Work once the outbreak of FMD has occurred
The veterinary virologist is at the hub.
I. The protocol and policy documents he has been
instrumental in preparing are distributed to all relevant persons
especially the field vets. This contains instructions on the correct
sampling amongst other information. There are also instructions
for sampling presumed exposed farms and further instructions on
sampling with regard to vaccination. There are clear rational explanations.
II. The veterinary virologist and his staff take
calls from field vets, not Page Street. The virology can be explained
and differential diagnosis discussed and the samples to be taken
etc.
III. The veterinary virologist would be responsible
for the flying field laboratories doing the near farm testing by
PCR and antigen assays, ensuring confirmatory specimens were also
sent to the laboratory. There were no field laboratories during
2001 though some vets attempted to use the pen-side antigen test
in the latter part of the epidemic.
IV. The veterinary virologist and his staff issue
printed reports to every field vet giving the interpreted results.
Fax is quick and useful. The field vets never saw the results and
it is doubtful they learnt to diagnose FAD with any clinical accuracy
without knowing or believing the laboratory results.
V. These results are also passed to MAFF DEFRA
so that there is an accurate epidemiological database. The database
was inaccurate in more ways than one during the 2001 outbreak. The
curves should be redrawn taking into account only the farms testing
positive in the laboratory and republished now that DEFRA have admitted
that a farm with a negative laboratory result can no longer be counted
as a confirmed infected premise.
VI. The laboratory results are used to confine
culling to infected farms and trigger local limited vaccination
of all susceptible animals with the aim of controlling the spread
of infection. In 2001 there was much bullying and coercion to persuade
farmers to have stock culled that were healthy or did not have FMD
on laboratory testing. Dictatorial and threatening tactics were
employed. Vets ringing Page Street were forced to order the culling
of a farm even against their clinical judgment without waiting for
results.
There has been a failure to learn from the UK
epidemic, e.g. to test the culling policy of contiguous premises
or over 3km against independent data such as laboratory results,
to apply vaccination in at least some areas and assess anti-NSP
tests or to learn about the spread of FMD under different circumstances
such as extensive grazing on the Brecon Beacons where there is in
fact no hard evidence of its spread outside the single infected
heft whilst up on the mountain. There was a failure to apply what
was quickly learnt and published by Dr. Donaldson, the lack of aerosol
spread of the epidemic strain, which rendered the 3km culling policy
unnecessary. A virologist would have planned to learn as much as
possible. However they were sidelined during the UK epidemic.

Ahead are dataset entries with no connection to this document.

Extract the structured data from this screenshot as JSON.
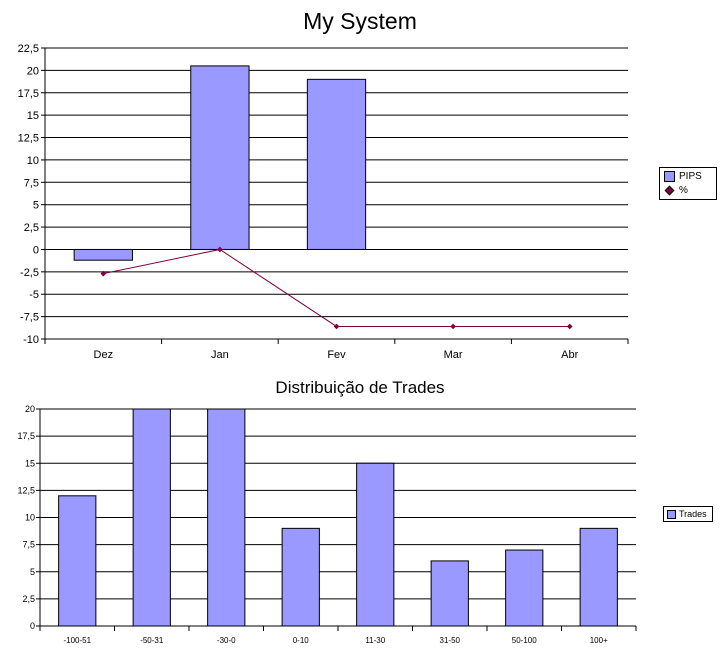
{
  "chart_data": [
    {
      "type": "bar",
      "title": "My System",
      "categories": [
        "Dez",
        "Jan",
        "Fev",
        "Mar",
        "Abr"
      ],
      "series": [
        {
          "name": "PIPS",
          "kind": "bar",
          "color": "#9999ff",
          "values": [
            -1.2,
            20.5,
            19.0,
            null,
            null
          ]
        },
        {
          "name": "%",
          "kind": "line",
          "color": "#800040",
          "values": [
            -2.7,
            0.0,
            -8.6,
            -8.6,
            -8.6
          ]
        }
      ],
      "ylim": [
        -10,
        22.5
      ],
      "yticks": [
        "22,5",
        "20",
        "17,5",
        "15",
        "12,5",
        "10",
        "7,5",
        "5",
        "2,5",
        "0",
        "-2,5",
        "-5",
        "-7,5",
        "-10"
      ],
      "grid": true,
      "legend": "right"
    },
    {
      "type": "bar",
      "title": "Distribuição de Trades",
      "categories": [
        "-100-51",
        "-50-31",
        "-30-0",
        "0-10",
        "11-30",
        "31-50",
        "50-100",
        "100+"
      ],
      "series": [
        {
          "name": "Trades",
          "color": "#9999ff",
          "values": [
            12,
            20,
            20,
            9,
            15,
            6,
            7,
            9
          ]
        }
      ],
      "ylim": [
        0,
        20
      ],
      "yticks": [
        "20",
        "17,5",
        "15",
        "12,5",
        "10",
        "7,5",
        "5",
        "2,5",
        "0"
      ],
      "grid": true,
      "legend": "right"
    }
  ]
}
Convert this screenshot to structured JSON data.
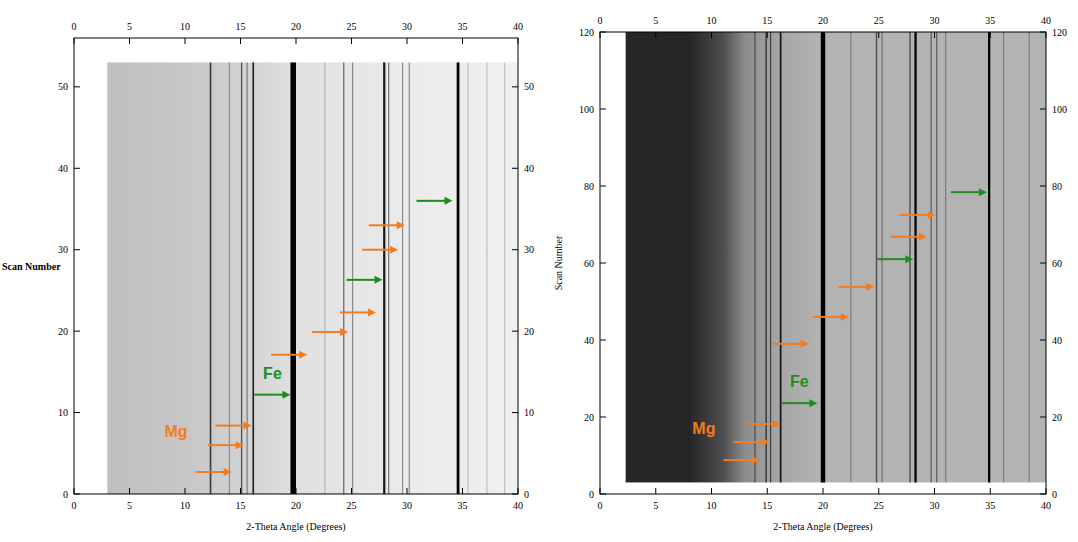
{
  "chart_data": [
    {
      "type": "heatmap",
      "x_label": "2-Theta Angle (Degrees)",
      "y_label": "Scan Number",
      "xlim": [
        0,
        40
      ],
      "xticks": [
        0,
        5,
        10,
        15,
        20,
        25,
        30,
        35,
        40
      ],
      "ylim": [
        0,
        56
      ],
      "yticks": [
        0,
        10,
        20,
        30,
        40,
        50
      ],
      "scan_range": [
        0,
        53
      ],
      "background": {
        "x": [
          3,
          10,
          15,
          20,
          30,
          40
        ],
        "values": [
          0.25,
          0.22,
          0.18,
          0.12,
          0.08,
          0.06
        ]
      },
      "peaks": {
        "x": [
          12.3,
          14.0,
          15.1,
          15.6,
          16.15,
          19.75,
          22.6,
          24.3,
          25.1,
          27.95,
          28.35,
          29.6,
          30.2,
          34.6,
          35.5,
          37.2,
          38.8
        ],
        "widths": [
          0.15,
          0.1,
          0.12,
          0.1,
          0.15,
          0.5,
          0.1,
          0.12,
          0.1,
          0.2,
          0.1,
          0.1,
          0.1,
          0.25,
          0.1,
          0.1,
          0.1
        ],
        "values": [
          0.7,
          0.3,
          0.6,
          0.4,
          0.85,
          1.0,
          0.2,
          0.5,
          0.4,
          0.9,
          0.5,
          0.4,
          0.4,
          1.0,
          0.2,
          0.2,
          0.2
        ]
      },
      "series": [
        {
          "name": "Mg",
          "color": "#f47c20",
          "marker": "arrow",
          "x": [
            14.2,
            15.3,
            16.0,
            21.0,
            24.7,
            27.2,
            29.2,
            29.8
          ],
          "values": [
            2.7,
            6.0,
            8.4,
            17.1,
            19.9,
            22.3,
            30.0,
            33.0
          ]
        },
        {
          "name": "Fe",
          "color": "#1e8c1e",
          "marker": "arrow",
          "x": [
            19.5,
            27.8,
            34.1
          ],
          "values": [
            12.2,
            26.3,
            36.0
          ]
        }
      ]
    },
    {
      "type": "heatmap",
      "x_label": "2-Theta Angle (Degrees)",
      "y_label": "Scan Number",
      "xlim": [
        0,
        40
      ],
      "xticks": [
        0,
        5,
        10,
        15,
        20,
        25,
        30,
        35,
        40
      ],
      "ylim": [
        0,
        120
      ],
      "yticks": [
        0,
        20,
        40,
        60,
        80,
        100,
        120
      ],
      "scan_range": [
        3,
        120
      ],
      "background": {
        "x": [
          2.3,
          8,
          11,
          13,
          16,
          20,
          30,
          40
        ],
        "values": [
          0.85,
          0.85,
          0.7,
          0.45,
          0.35,
          0.3,
          0.3,
          0.3
        ]
      },
      "peaks": {
        "x": [
          13.9,
          14.9,
          15.3,
          16.2,
          20.0,
          22.5,
          24.8,
          25.3,
          27.8,
          28.3,
          29.7,
          30.2,
          31.0,
          34.9,
          36.2,
          38.5
        ],
        "widths": [
          0.1,
          0.12,
          0.1,
          0.15,
          0.4,
          0.1,
          0.12,
          0.1,
          0.12,
          0.2,
          0.1,
          0.1,
          0.1,
          0.2,
          0.1,
          0.1
        ],
        "values": [
          0.5,
          0.7,
          0.6,
          0.9,
          1.0,
          0.3,
          0.6,
          0.4,
          0.6,
          1.0,
          0.5,
          0.5,
          0.3,
          1.0,
          0.3,
          0.3
        ]
      },
      "series": [
        {
          "name": "Mg",
          "color": "#f47c20",
          "marker": "arrow",
          "x": [
            14.3,
            15.2,
            16.2,
            18.7,
            22.3,
            24.6,
            29.3,
            30.1
          ],
          "values": [
            8.8,
            13.5,
            18.2,
            39.0,
            46.0,
            53.8,
            66.8,
            72.5
          ]
        },
        {
          "name": "Fe",
          "color": "#1e8c1e",
          "marker": "arrow",
          "x": [
            19.5,
            28.1,
            34.7
          ],
          "values": [
            23.6,
            61.0,
            78.4
          ]
        }
      ]
    }
  ]
}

Without authority given to specially trained and
dedicated virologists I can see no hope yet that should FMD recur
in Britain we are ready to do any better. Will we continue to make
a hash of animal infectious disease? This has an important implication
for human health - just take bovine TB for example caused by Mycobacterium
bovis. This was unjustifiably neglected in the FMD epidemic.
There has been resurgence as untested cattle have been moved all
over the country even from the known residual hotspots with the
spread of TB to previously uninfected herds. What of the dedicated
and highly trained veterinary microbiologists?
A professional diagnostic service headed by a
dedicated highly trained specialist is my suggestion for avoiding
the worst errors of the 2001 FMD UK outbreak in any other outbreak
of infection including recurrence of FMD.